I haven't felt real in a very long time. I'm not excited to meet each day. I don't know quite if I'll be able to persuade myself against doing something stupid “because” and “why not.” I don't have much focus beyond the haze of failed attempts to get things done I've trained myself to never expect will happen anymore. They won't without a hundred more phone calls, dozens of online posts, hundreds or thousands of wasted dollars, and a hundred more blogs decrying the same problem in slightly different ways. No one wants to help. No one believes. They're comfortable doing whatever it is they do. They don't even want to TALK about it because, well, you'll rub off on them in guilt-inducing and embarrassing ways, and haven't you made enough people resent you already?

It's still right now is the point.
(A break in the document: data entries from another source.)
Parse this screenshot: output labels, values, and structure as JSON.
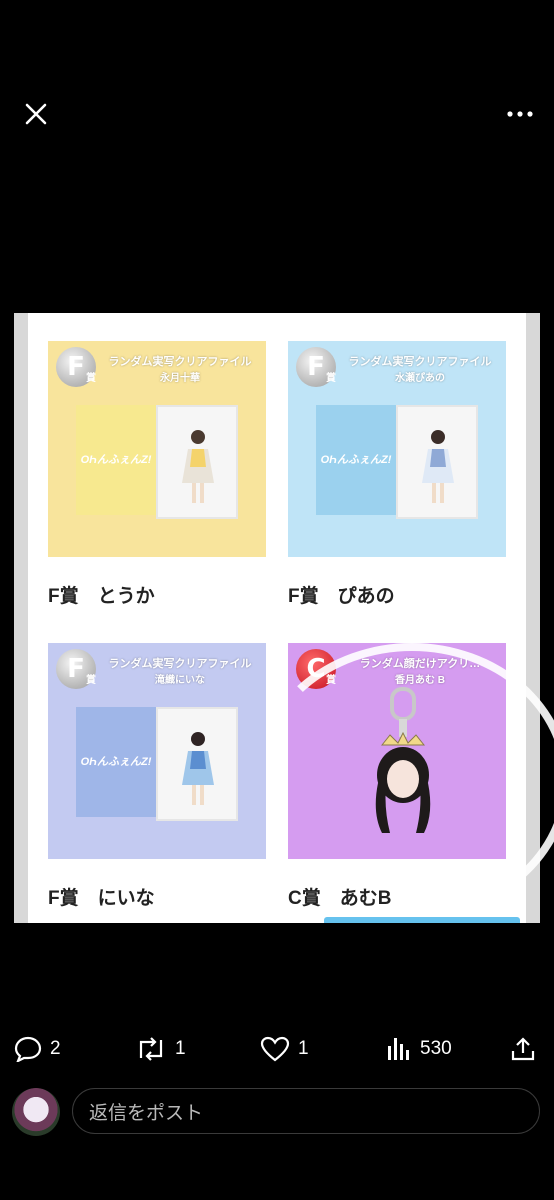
{
  "viewer": {
    "close_icon": "close-icon",
    "more_icon": "more-icon"
  },
  "cards": [
    {
      "badge": "F",
      "badge_sub": "賞",
      "title": "ランダム実写クリアファイル",
      "subtitle": "永月十華",
      "logo": "ОҺんふぇんΖ!",
      "caption": "F賞　とうか"
    },
    {
      "badge": "F",
      "badge_sub": "賞",
      "title": "ランダム実写クリアファイル",
      "subtitle": "水瀬ぴあの",
      "logo": "ОҺんふぇんΖ!",
      "caption": "F賞　ぴあの"
    },
    {
      "badge": "F",
      "badge_sub": "賞",
      "title": "ランダム実写クリアファイル",
      "subtitle": "滝織にいな",
      "logo": "ОҺんふぇんΖ!",
      "caption": "F賞　にいな"
    },
    {
      "badge": "C",
      "badge_sub": "賞",
      "title": "ランダム顔だけアクリ…",
      "subtitle": "香月あむ B",
      "caption": "C賞　あむB"
    }
  ],
  "actions": {
    "replies": "2",
    "reposts": "1",
    "likes": "1",
    "views": "530"
  },
  "reply": {
    "placeholder": "返信をポスト"
  }
}
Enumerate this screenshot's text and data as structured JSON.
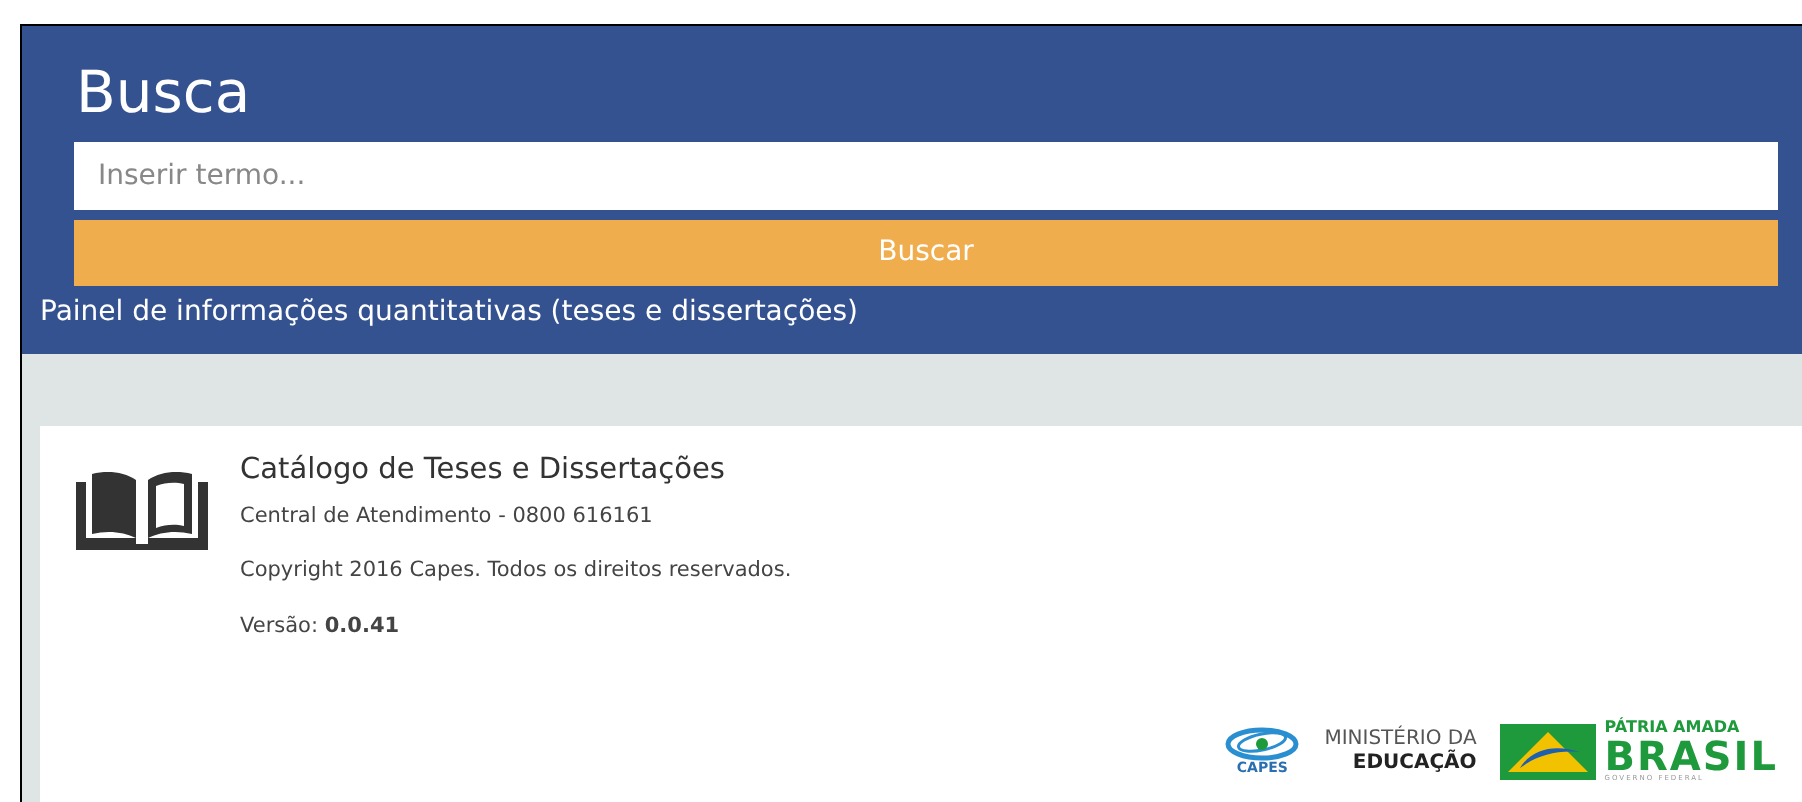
{
  "header": {
    "title": "Busca",
    "search": {
      "placeholder": "Inserir termo..."
    },
    "button": "Buscar",
    "link": "Painel de informações quantitativas (teses e dissertações)"
  },
  "footer": {
    "title": "Catálogo de Teses e Dissertações",
    "lines": [
      "Central de Atendimento - 0800 616161",
      "Copyright 2016 Capes. Todos os direitos reservados.",
      "Versão: **0.0.41**"
    ],
    "logos": [
      {
        "kind": "capes",
        "texts": [
          "CAPES"
        ]
      },
      {
        "kind": "ministry",
        "texts": [
          "MINISTÉRIO DA",
          "EDUCAÇÃO"
        ]
      },
      {
        "kind": "government",
        "texts": [
          "PÁTRIA AMADA",
          "BRASIL",
          "GOVERNO FEDERAL"
        ]
      }
    ]
  }
}
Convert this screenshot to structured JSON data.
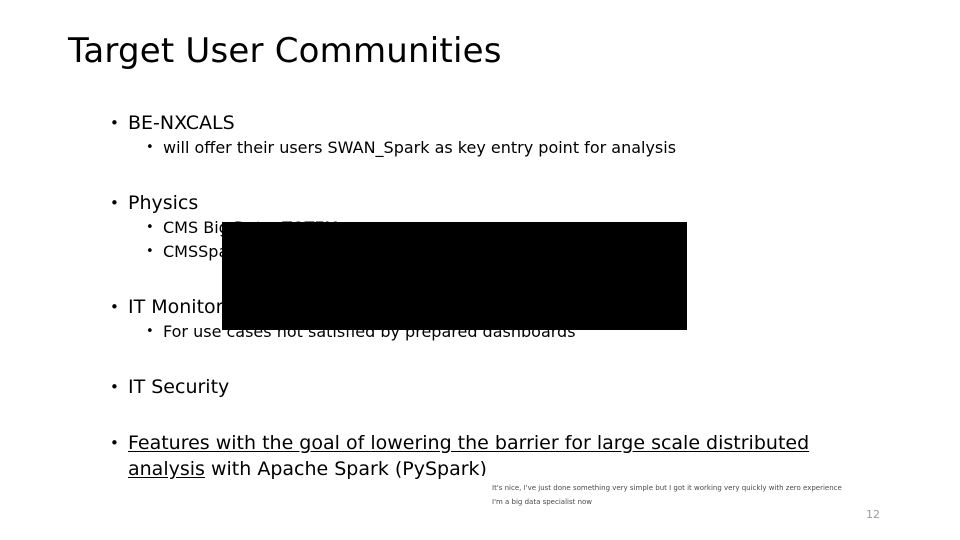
{
  "slide": {
    "title": "Target User Communities",
    "page_number": "12",
    "background_color": "#ffffff",
    "text_color": "#000000",
    "page_number_color": "#9b9b9b"
  },
  "bullets": [
    {
      "level": 1,
      "text": "BE-NXCALS"
    },
    {
      "level": 2,
      "text": "will offer their users SWAN_Spark as key entry point for analysis"
    },
    {
      "level": 1,
      "text": "Physics"
    },
    {
      "level": 2,
      "text": "CMS Big Data, TOTEM"
    },
    {
      "level": 2,
      "text": "CMSSpark"
    },
    {
      "level": 1,
      "text": "IT Monitoring"
    },
    {
      "level": 2,
      "text": "For use cases not satisfied by prepared dashboards"
    },
    {
      "level": 1,
      "text": "IT Security"
    }
  ],
  "features_bullet": {
    "lead": "Features with the goal of ",
    "emphasis": "lowering the barrier for large scale distributed analysis",
    "trail": " with Apache Spark (PySpark)"
  },
  "overlay": {
    "redaction_color": "#000000",
    "card_background": "#ffffff",
    "card_text_color": "#4a4a4a",
    "line_1": "It's nice, I've just done something very simple but I got it working very quickly with zero experience",
    "line_2": "I'm a big data specialist now"
  }
}
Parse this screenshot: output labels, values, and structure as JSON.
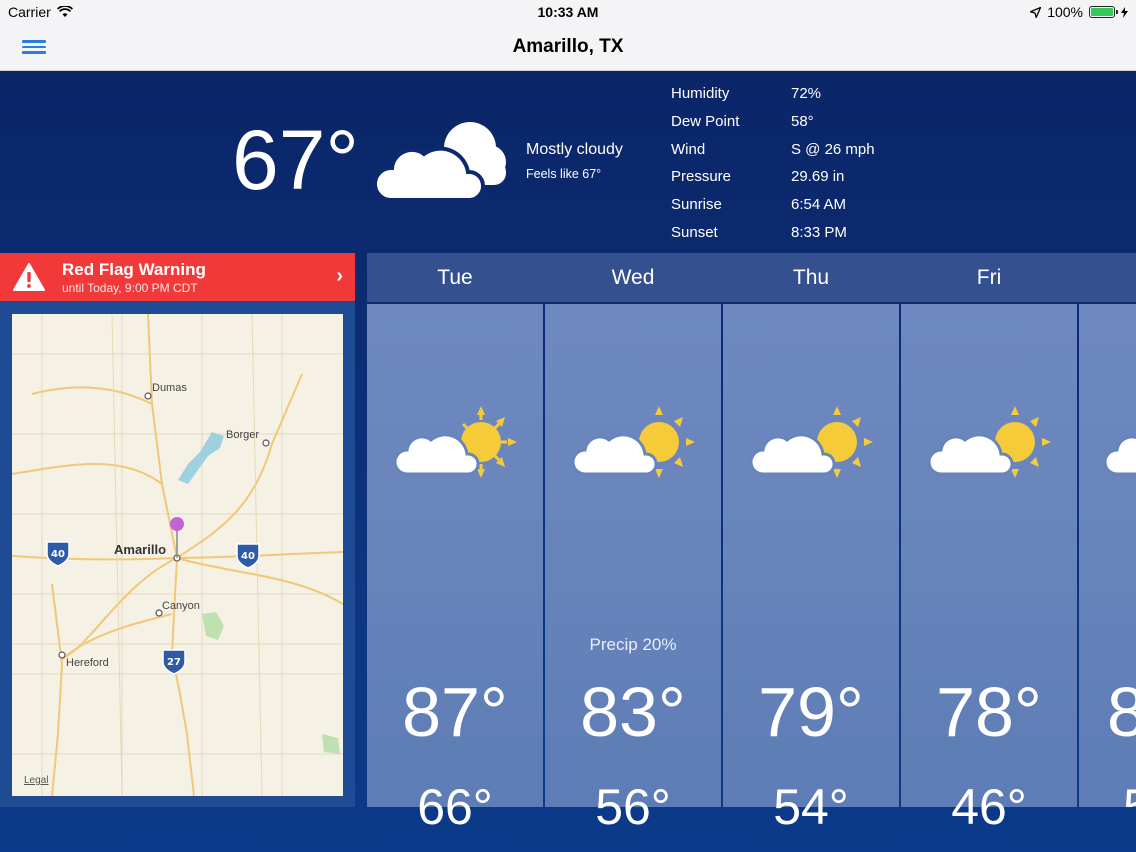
{
  "status_bar": {
    "carrier": "Carrier",
    "time": "10:33 AM",
    "battery": "100%",
    "battery_level": 1.0
  },
  "nav": {
    "title": "Amarillo, TX",
    "menu_icon": "hamburger-menu-icon"
  },
  "current": {
    "temperature": "67°",
    "condition": "Mostly cloudy",
    "feels_like": "Feels like 67°",
    "icon": "cloud-icon"
  },
  "details": [
    {
      "label": "Humidity",
      "value": "72%"
    },
    {
      "label": "Dew Point",
      "value": "58°"
    },
    {
      "label": "Wind",
      "value": "S @ 26 mph"
    },
    {
      "label": "Pressure",
      "value": "29.69 in"
    },
    {
      "label": "Sunrise",
      "value": "6:54 AM"
    },
    {
      "label": "Sunset",
      "value": "8:33 PM"
    }
  ],
  "alert": {
    "title": "Red Flag Warning",
    "subtitle": "until Today, 9:00 PM CDT",
    "color": "#f2393a"
  },
  "map": {
    "cities": {
      "dumas": "Dumas",
      "borger": "Borger",
      "amarillo": "Amarillo",
      "canyon": "Canyon",
      "hereford": "Hereford"
    },
    "shields": {
      "i40_west": "40",
      "i40_east": "40",
      "i27": "27"
    },
    "legal": "Legal"
  },
  "forecast": [
    {
      "day": "Tue",
      "high": "87°",
      "low": "66°",
      "precip": "",
      "icon": "partly-sunny-icon"
    },
    {
      "day": "Wed",
      "high": "83°",
      "low": "56°",
      "precip": "Precip 20%",
      "icon": "partly-sunny-icon"
    },
    {
      "day": "Thu",
      "high": "79°",
      "low": "54°",
      "precip": "",
      "icon": "partly-sunny-icon"
    },
    {
      "day": "Fri",
      "high": "78°",
      "low": "46°",
      "precip": "",
      "icon": "partly-sunny-icon"
    },
    {
      "day": "",
      "high": "8",
      "low": "5",
      "precip": "",
      "icon": "partly-sunny-icon"
    }
  ]
}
You're still young enough. You've got time to fail. You've got as many hats to wear as you can reach for. I may have squandered my shot at ever getting a six pack before I turned 30, but you don't have to say you were too afraid or lazy to indulge your idealism. You don't have a brain deficiency. You're not hungry. You've got more money than you'd like to admit, and you might not appreciate the nature of the sacrifices you'd have to make. But there's worse things. You could be old and have the same problems. You could die an old cliché. You could be hungry and alone or have your own sick kid. Think those will feel like the times to do something more or different?